Day 25：group anagrams

2022 iThome 鐵人賽

DAY 25

自我挑戰組

30天演算法解題系列第 25 篇

14th鐵人賽演算法

ramenkun

2022-10-09 22:11:21

646 瀏覽

分享至

problem

輸入為一陣列，其中元素為字串，將字串以 anagram (易位構詞) 進行分組，最終以雙層陣列的結構輸出。易位構詞指的是同樣字母以不同順序排列出來的詞，例如 'cinema' 和 'iceman'。

sample input:
words = ['yo', 'act', 'flop', 'tac', 'foo', 'cat', 'oy', 'olfp']

sample output:
[
['foo'],
['flop', 'olfp'],
['oy', 'yo'],
['act', 'cat', 'tac']
]

solution 01

第一個想法是，如果將每個字串中的字元按照字母排序，排序後一樣的字串則為同組的易位構詞。

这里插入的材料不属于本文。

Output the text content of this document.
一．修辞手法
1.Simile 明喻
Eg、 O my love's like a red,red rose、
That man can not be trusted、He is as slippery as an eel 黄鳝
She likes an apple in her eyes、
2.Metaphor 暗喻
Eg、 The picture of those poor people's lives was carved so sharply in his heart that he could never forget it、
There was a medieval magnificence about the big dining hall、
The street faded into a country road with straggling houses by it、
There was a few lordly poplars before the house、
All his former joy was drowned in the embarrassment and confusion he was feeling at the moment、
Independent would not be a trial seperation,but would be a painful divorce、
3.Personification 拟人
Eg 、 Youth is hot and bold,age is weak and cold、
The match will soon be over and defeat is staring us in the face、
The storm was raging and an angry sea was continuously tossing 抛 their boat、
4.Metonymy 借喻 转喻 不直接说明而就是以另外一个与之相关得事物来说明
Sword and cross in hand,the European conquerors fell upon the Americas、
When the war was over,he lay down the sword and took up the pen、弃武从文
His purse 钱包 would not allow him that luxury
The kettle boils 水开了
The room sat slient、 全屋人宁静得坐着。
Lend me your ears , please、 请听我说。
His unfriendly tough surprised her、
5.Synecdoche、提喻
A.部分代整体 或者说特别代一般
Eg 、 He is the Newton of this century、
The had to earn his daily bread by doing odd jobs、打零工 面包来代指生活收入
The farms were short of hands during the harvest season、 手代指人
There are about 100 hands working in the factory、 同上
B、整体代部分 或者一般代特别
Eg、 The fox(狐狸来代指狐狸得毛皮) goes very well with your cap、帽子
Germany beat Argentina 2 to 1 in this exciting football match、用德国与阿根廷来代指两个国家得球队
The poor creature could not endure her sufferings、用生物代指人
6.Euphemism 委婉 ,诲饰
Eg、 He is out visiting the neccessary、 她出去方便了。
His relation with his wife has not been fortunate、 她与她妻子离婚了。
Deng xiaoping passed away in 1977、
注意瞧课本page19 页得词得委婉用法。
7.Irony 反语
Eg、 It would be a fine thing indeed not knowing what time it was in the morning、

例如下方將字串排序後，可以看出可以分成三組。

['yo', 'act', 'flop', 'tac', 'cat', 'oy', 'olfp'] (陣列一)
↓
['oy', 'act', 'flop', 'act', 'act', 'oy', 'flop'] (陣列二)

這時如果直接排序陣列 (如下陣列三)，雖然可以將同一組集中處理，卻不容易回溯到原本的字串。因此仍然要排序，只是改成以索引值來表示排序後的結果。有索引值後，就可以利用 陣列二[索引] 知道當前在處理哪一組易位構詞，並用 陣列一[索引] 知道原始的字串是什麼。

['act', 'act', 'act', 'flop', 'flop', 'oy', 'oy'] (陣列三)
↓
[1, 3, 4, 2, 6, 0, 5]

如果 s 為字串的數量，n 是最長字串的長度，
time: O(snlog(n) + nslog(s))
其中 snlog(n) 是來自於陣列二中排序每個字串，總共有 s 個字串。而 nslog(s) 是來自於排序索引陣列，而排序的方法是比較長度 n 的字串。
space: O(sn) 因為陣列二空間為 sn，索引值陣列空間為 s，最後回傳的陣列也為 sn。

這種解法概念上可能不難懂，但程式碼實作上會有比較多容易出錯的小細節。

function groupAnagrams(words) {
  if (words.length === 0) return [];
  
  const sortedWords = words.map(word => word.split('').sort().join(''));
  const indices = [...new Array(words.length).keys()]
  
  // 將索引值以字串順序排序
  indices.sort((a, b) => {
    if (sortedWords[a] < sortedWords[b]) return -1;
    if (sortedWords[a] > sortedWords[b]) return 1;
    return 0;
  })

  const result = [];
  let currentAnagram = [];
  let currentGroup = sortedWords[indices[0]]; // 當前組別
  for (const index of indices) {
    const word = words[index];
    const sortedWord = sortedWords[index];
    // 如果仍是同一組 則將原始字串加入
    // 否則更新組別
    if (sortedWord === currentGroup) {
      currentAnagram.push(word);
    } else {
      result.push(currentAnagram);
      currentAnagram = [word];
      currentGroup = sortedWord;
    }
  }
  result.push(currentAnagram);
  return result;
}

solution 02

第二種方法算是延續第一種解，但利用 hash table 作記錄讓操作更優化、簡單。
步驟是：

一樣將每個字串按字母排序：
['yo', 'act', 'flop', 'tac', 'cat', 'oy', 'olfp'] (陣列一)
↓
['oy', 'act', 'flop', 'act', 'act', 'oy', 'flop'] (陣列二)
以陣列二檢查易位構詞的組別是否已經在 hash table 中，如果沒有，則以新的組別為 key，並將原始字串存進去為值。如果有，則將原始字串加入既有的組別中。
例如檢查陣列二[0]，此時還沒有 'oy' 這一組，所以在 hash table 中存進 'oy': ['yo']，而下一次再碰到同一組的字，就可以直接原始字串推入陣列中 'oy': ['yo', 'oy']

同解一，s 為字串的數量，n 是最長字串的長度，
time: O(snlog(n)) 來自於陣列二中排序每個字串，總共有 s 個字串。
space: O(sn) 來自 hash table 及回傳陣列。

function groupAnagrams(words) {
  const anagrams = {};
  for (const word of words) {
    const sortedWord = word.split('').sort().join('');
    if (sortedWord in anagrams) {
      anagrams[sortedWord].push(word);
    } else {
      anagrams[sortedWord] = [word];
    }
  }
  return Object.values(anagrams);
}